A simple class definition for a graph node could look essentially the same as a tree node.
class Graph {
public Node[] nodes;
}
class Node {
public String name;
public Node[] children;
}
The Graph class is used because, unlike in a tree, you can't necessarily reach all the nodes from a single node.
You don't necessarily need any additional classes to represent a graph. An array(or a hash table) of lists (array, arraylist, linked list, etc.) can store the adjacency list. This is a bit more compact, but it isn't quite as clean. We tend to use node classes unless there's a compelling reason not to.
An adjacency matrix is a NxN boolean matrix(where N is the number of nodes), where a true value at matrix[i][j] indicates an edge from node i to node j. The same graph algorithms that are used on adjacency lists (breadth-first search, etc.) can be performed with adjacency matrices, but they may be somewhat less efficient. In the adjacency list representation, you can easily iterate through the neighbors of a node. In the adjacency matrix representation, you will need to iterate through all the nodes to identify a node's neighbors.
The two most common ways to search a graph are DFS (depth first search) and BFS (breadth first search).
In DFS we start at the root(or another random selected node) and explore each branch completely before moving on to the next branch. That is, we go deep first(hence the name) before we go wide.
In BFS, we start at the roog(or another random selected node) and explore each neighbour before going on to any of their children.
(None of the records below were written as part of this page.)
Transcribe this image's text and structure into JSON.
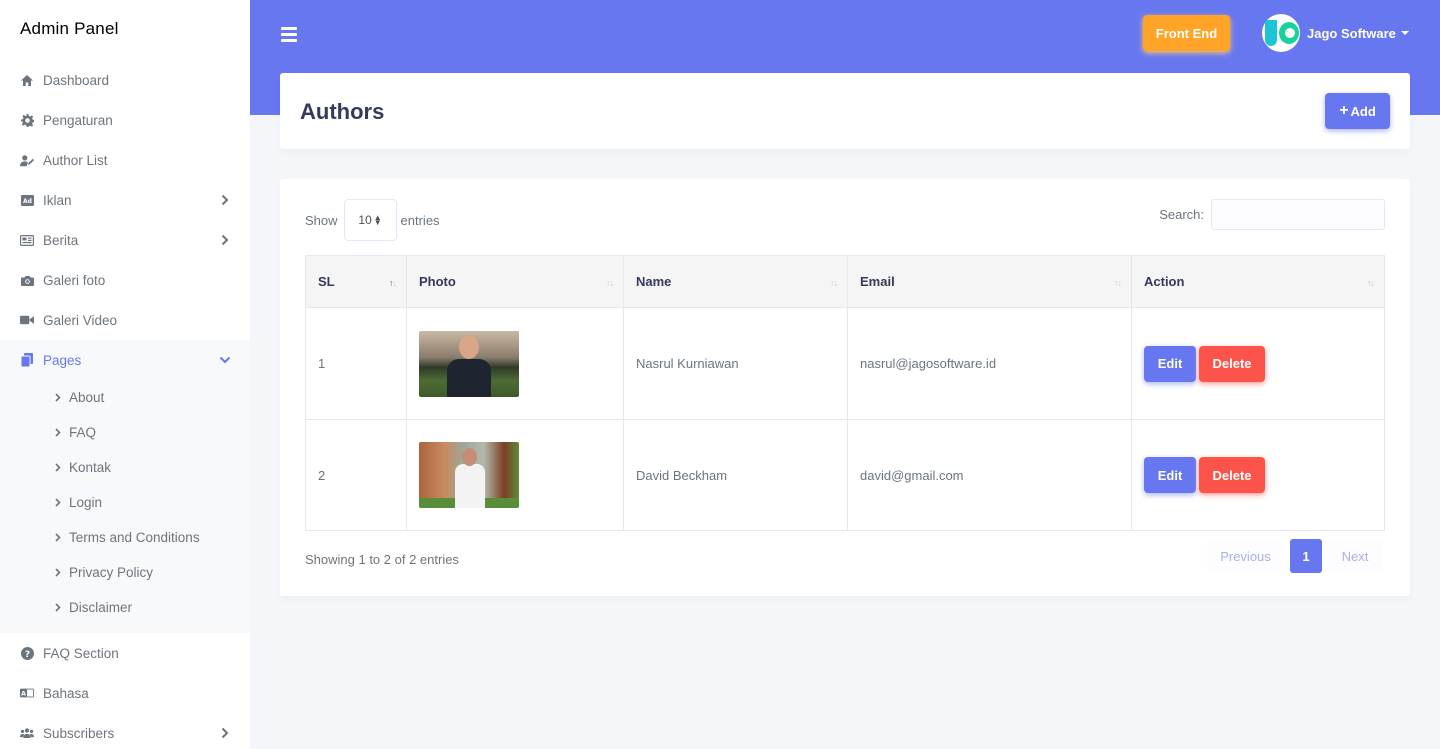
{
  "app": {
    "title": "Admin Panel"
  },
  "sidebar": {
    "items": [
      {
        "label": "Dashboard",
        "icon": "home-icon"
      },
      {
        "label": "Pengaturan",
        "icon": "gear-icon"
      },
      {
        "label": "Author List",
        "icon": "user-edit-icon"
      },
      {
        "label": "Iklan",
        "icon": "ad-icon"
      },
      {
        "label": "Berita",
        "icon": "newspaper-icon"
      },
      {
        "label": "Galeri foto",
        "icon": "camera-icon"
      },
      {
        "label": "Galeri Video",
        "icon": "video-icon"
      },
      {
        "label": "Pages",
        "icon": "copy-icon"
      }
    ],
    "pages_submenu": [
      "About",
      "FAQ",
      "Kontak",
      "Login",
      "Terms and Conditions",
      "Privacy Policy",
      "Disclaimer"
    ],
    "bottom_items": [
      {
        "label": "FAQ Section",
        "icon": "question-circle-icon"
      },
      {
        "label": "Bahasa",
        "icon": "language-icon"
      },
      {
        "label": "Subscribers",
        "icon": "users-icon"
      }
    ]
  },
  "topbar": {
    "front_end_label": "Front End",
    "user_name": "Jago Software",
    "accent": "#6777ef",
    "front_end_color": "#ffa426"
  },
  "section": {
    "title": "Authors",
    "add_label": "Add"
  },
  "table_controls": {
    "show_label": "Show",
    "entries_label": "entries",
    "page_length": "10",
    "search_label": "Search:",
    "search_value": ""
  },
  "table": {
    "columns": [
      "SL",
      "Photo",
      "Name",
      "Email",
      "Action"
    ],
    "rows": [
      {
        "sl": "1",
        "name": "Nasrul Kurniawan",
        "email": "nasrul@jagosoftware.id",
        "edit": "Edit",
        "delete": "Delete"
      },
      {
        "sl": "2",
        "name": "David Beckham",
        "email": "david@gmail.com",
        "edit": "Edit",
        "delete": "Delete"
      }
    ]
  },
  "footer": {
    "info": "Showing 1 to 2 of 2 entries",
    "previous": "Previous",
    "page": "1",
    "next": "Next"
  }
}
That is, we go wide (hence the name) before we go deep.
BFS and DFS tend to be used in different scenarios. DFS is often preffered if we want to visit every node in the graph. Both will work just fine, but DFS is a bit simpler.
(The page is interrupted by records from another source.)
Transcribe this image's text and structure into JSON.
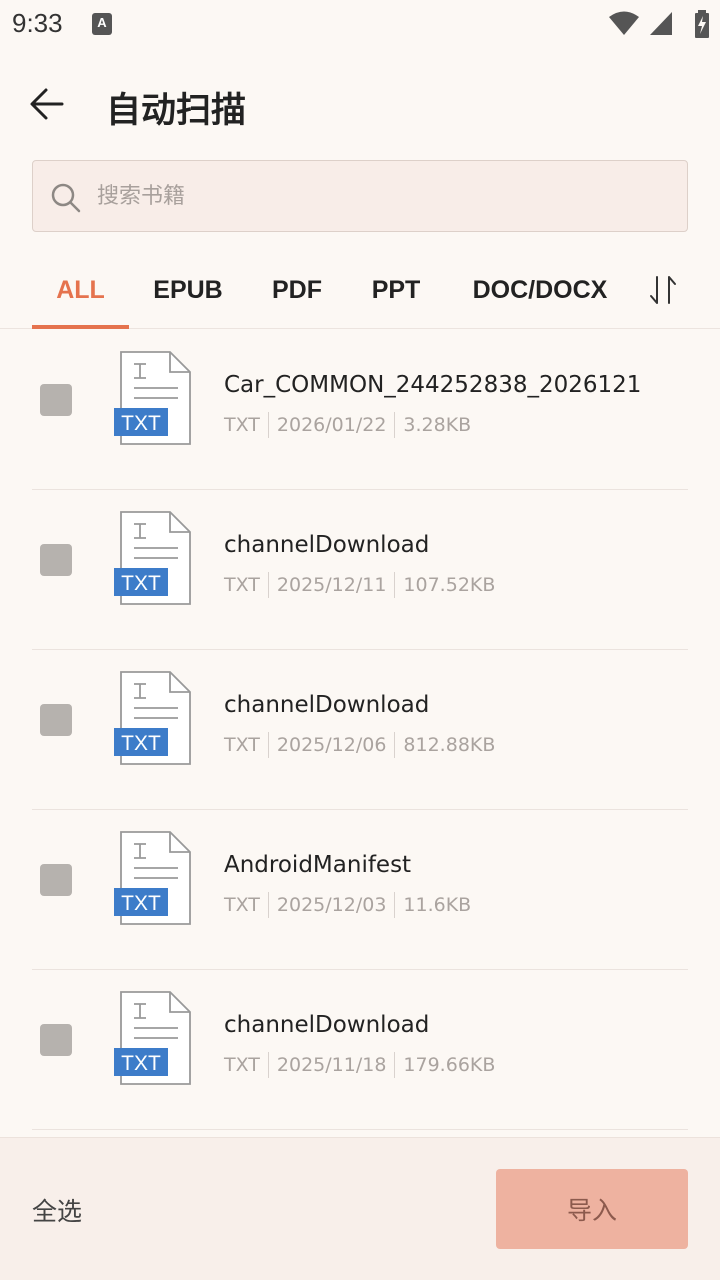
{
  "status_bar": {
    "time": "9:33",
    "notification_glyph": "A"
  },
  "header": {
    "title": "自动扫描"
  },
  "search": {
    "placeholder": "搜索书籍"
  },
  "tabs": [
    {
      "label": "ALL",
      "active": true
    },
    {
      "label": "EPUB",
      "active": false
    },
    {
      "label": "PDF",
      "active": false
    },
    {
      "label": "PPT",
      "active": false
    },
    {
      "label": "DOC/DOCX",
      "active": false
    }
  ],
  "files": [
    {
      "name": "Car_COMMON_244252838_2026121",
      "type": "TXT",
      "date": "2026/01/22",
      "size": "3.28KB",
      "icon_label": "TXT",
      "checked": false
    },
    {
      "name": "channelDownload",
      "type": "TXT",
      "date": "2025/12/11",
      "size": "107.52KB",
      "icon_label": "TXT",
      "checked": false
    },
    {
      "name": "channelDownload",
      "type": "TXT",
      "date": "2025/12/06",
      "size": "812.88KB",
      "icon_label": "TXT",
      "checked": false
    },
    {
      "name": "AndroidManifest",
      "type": "TXT",
      "date": "2025/12/03",
      "size": "11.6KB",
      "icon_label": "TXT",
      "checked": false
    },
    {
      "name": "channelDownload",
      "type": "TXT",
      "date": "2025/11/18",
      "size": "179.66KB",
      "icon_label": "TXT",
      "checked": false
    }
  ],
  "bottom": {
    "select_all": "全选",
    "import": "导入"
  },
  "colors": {
    "accent": "#e5734e",
    "file_badge": "#3d7cc9",
    "import_button": "#eeb2a0"
  },
  "icons": {
    "back": "arrow-left-icon",
    "search": "search-icon",
    "sort": "sort-icon",
    "file": "txt-file-icon"
  }
}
However, if we want to find the shortest path between two nodes, BFS is generally better. Consider representing all the friendships in the entire world in a graph and trying to find a path of friend ships between Ash and Vanessa. In depth-first search, we could take a path like Ash -> Brian -> Carleton -> Davis -> Eric -> Farah -> Gayle -> Harry -> Isabella -> John·-> Kari...and then find ourselves very far away. We could go throug hmost of the world without realizing that, infact, Vanessa is Ash's friend. We will still eventually find the path, but it may take a long time. It also won't find us the shortest path.
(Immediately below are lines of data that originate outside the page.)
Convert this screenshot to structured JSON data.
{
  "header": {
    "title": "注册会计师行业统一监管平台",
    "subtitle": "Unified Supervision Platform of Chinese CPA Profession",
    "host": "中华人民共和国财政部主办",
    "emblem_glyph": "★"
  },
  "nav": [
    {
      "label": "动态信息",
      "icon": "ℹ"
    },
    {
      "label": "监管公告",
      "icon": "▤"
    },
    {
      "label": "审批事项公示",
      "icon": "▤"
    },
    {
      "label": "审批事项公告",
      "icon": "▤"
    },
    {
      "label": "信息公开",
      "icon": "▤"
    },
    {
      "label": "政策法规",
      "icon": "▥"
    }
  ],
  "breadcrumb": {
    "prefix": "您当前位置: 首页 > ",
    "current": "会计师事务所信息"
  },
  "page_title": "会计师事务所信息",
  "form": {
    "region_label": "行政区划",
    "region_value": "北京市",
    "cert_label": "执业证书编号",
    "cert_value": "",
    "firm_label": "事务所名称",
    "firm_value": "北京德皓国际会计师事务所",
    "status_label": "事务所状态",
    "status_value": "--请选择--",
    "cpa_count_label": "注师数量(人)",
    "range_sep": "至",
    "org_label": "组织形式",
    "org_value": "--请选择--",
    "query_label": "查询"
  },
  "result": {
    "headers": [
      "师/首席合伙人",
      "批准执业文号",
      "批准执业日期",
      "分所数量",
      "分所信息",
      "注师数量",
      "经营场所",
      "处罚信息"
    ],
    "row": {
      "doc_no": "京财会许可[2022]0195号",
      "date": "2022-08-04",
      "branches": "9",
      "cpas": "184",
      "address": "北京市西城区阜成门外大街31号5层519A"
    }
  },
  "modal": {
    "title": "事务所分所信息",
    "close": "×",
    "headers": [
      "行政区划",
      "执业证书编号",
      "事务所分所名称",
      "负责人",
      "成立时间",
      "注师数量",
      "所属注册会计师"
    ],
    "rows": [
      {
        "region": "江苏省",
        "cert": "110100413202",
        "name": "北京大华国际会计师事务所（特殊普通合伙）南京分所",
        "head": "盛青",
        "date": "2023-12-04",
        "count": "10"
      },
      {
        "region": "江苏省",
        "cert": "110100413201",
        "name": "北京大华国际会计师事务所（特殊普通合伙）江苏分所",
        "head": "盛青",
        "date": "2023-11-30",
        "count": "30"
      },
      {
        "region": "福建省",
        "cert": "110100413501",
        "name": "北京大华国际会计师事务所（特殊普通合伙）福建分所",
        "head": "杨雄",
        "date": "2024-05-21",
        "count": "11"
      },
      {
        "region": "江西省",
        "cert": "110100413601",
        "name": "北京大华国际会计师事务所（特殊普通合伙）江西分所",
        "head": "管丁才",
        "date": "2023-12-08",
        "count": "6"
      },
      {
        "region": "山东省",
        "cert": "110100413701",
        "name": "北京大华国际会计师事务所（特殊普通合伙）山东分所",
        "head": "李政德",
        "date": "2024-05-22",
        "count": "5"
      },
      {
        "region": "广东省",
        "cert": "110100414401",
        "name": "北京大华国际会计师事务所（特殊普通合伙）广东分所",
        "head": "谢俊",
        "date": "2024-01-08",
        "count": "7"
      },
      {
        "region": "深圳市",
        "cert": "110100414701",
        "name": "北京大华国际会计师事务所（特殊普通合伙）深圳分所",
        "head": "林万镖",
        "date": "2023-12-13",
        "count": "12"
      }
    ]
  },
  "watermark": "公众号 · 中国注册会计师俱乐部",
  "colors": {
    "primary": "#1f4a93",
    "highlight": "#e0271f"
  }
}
In DFS, we visit a node a then iterate through each of a's neighbours. When visiting a node b that is a neighbour of a, we visit all of b's neigbhours before going on to a's other neighbours. That is, a exhaustively searches b's branch before any of its other neighbours.
Note that pre-order and other forms of tree traversal are a form of DFS. The key difference is that when implementing this algorithm for a graph, we must check if the node has been visited. If we don't, we risk getting stuck in an infinite loop.
void DFS(Node root) {
if(root == null) return;
visit(root);
root.visited = true;
for each(Node n in root.adjacent) {
if(n.visited == false) {
DFS(n);
}
}
}
BFS is a bit less intuitive, and many interviewees struggle with the implementation unless they are already familiar with it. The main tripping point is the false assumption that BFS is recursive. It's not. Instead, it uses a queue.
In BFS, node a visits each of a's neighbours before visiting any of their neighbours. You can think of this as searching level by level out from a. An iterative solution involving a queue usually works best.
void BFS(Node root) {
Queue queue = new Queue();
root.marked = true;
queue.enqueue(root);
while(!queue.isEmpty()) {
node r = queue.dequeue();
visit(r);
foreach(Node n in r.adjacent) {
if(n.market == false) {
n.marked = true;
queue.enqueue(n);
}
}
}
}
If you are asked to implement BFS, the key thing to remember is the use of the queue. The rest of the algo rithm flows from this fact.
Bidirectional search is used to find the shortest path between a source and destination node. It operates by essentially running two simultaneous BFS, one from each node. When their searches collide, we have found a path.